Other survivors also reported that the crew played down the gravity of the situation and withheld lifejackets.

Abd al-Rauf Abd al-Nabi said: "There was a fire but the crew stopped the people from putting on lifejackets so that it wouldn't cause a panic."

Nadir Jalal Abd al-Shafi, another arrival on the same rescue boat, said: "There was a blaze down below. The crew said 'Don't worry, we will put it out'. When things got really bad the crew just went off in the lifeboats and left us on board."

Preliminary analysis
Officials at al-Salam Maritime Transport Company, which owned the Al Salam 98, were not immediately available to answer the allegations.

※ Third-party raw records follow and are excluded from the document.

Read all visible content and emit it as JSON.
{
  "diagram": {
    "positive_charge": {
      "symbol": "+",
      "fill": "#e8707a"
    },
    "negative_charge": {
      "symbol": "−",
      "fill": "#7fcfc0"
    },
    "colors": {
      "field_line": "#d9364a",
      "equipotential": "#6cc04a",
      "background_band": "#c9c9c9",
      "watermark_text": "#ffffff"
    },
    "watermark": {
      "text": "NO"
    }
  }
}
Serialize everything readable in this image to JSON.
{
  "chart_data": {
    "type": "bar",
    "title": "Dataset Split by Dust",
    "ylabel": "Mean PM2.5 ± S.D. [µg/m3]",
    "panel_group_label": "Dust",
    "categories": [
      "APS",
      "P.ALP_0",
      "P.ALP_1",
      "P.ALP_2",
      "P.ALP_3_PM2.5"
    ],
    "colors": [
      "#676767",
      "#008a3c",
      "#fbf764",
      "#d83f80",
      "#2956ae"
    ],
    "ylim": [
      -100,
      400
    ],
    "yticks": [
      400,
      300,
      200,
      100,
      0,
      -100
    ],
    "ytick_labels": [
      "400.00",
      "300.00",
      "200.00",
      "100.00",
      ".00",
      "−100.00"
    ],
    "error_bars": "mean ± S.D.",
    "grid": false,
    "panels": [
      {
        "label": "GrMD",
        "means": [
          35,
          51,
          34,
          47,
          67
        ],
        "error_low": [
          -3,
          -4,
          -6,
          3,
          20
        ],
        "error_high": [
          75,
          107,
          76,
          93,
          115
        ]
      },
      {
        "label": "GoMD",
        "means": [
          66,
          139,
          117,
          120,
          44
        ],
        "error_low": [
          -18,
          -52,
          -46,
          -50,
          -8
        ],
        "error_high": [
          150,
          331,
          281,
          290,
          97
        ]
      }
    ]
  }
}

Shirin Hasan, the head of the maritime section of the Egyptian Ministry of Transport, told state television that the fire seemed to have broken out in a vehicle on the lower car deck.

The crew thought that they had put the fire out but it flared up again, he said, citing a preliminary analysis.

Rifat Said, 34, a passenger from Giza, near Cairo, said: "We asked why there was smoke and they told us they were putting out the fire but it got worse. The ferry sailed on for two hours listing to the side. Then it just went onto its side and within five minutes it had sunk."

It was not immediately clear what happened to the captain, named al-Said Umar, or why coastguards did not appear to have received any distress signal from the ferry.

State news agency MENA said that on Friday morning a ship did pick up a message from the ferry's captain saying he was in danger of sinking. It did not say how the ship reacted.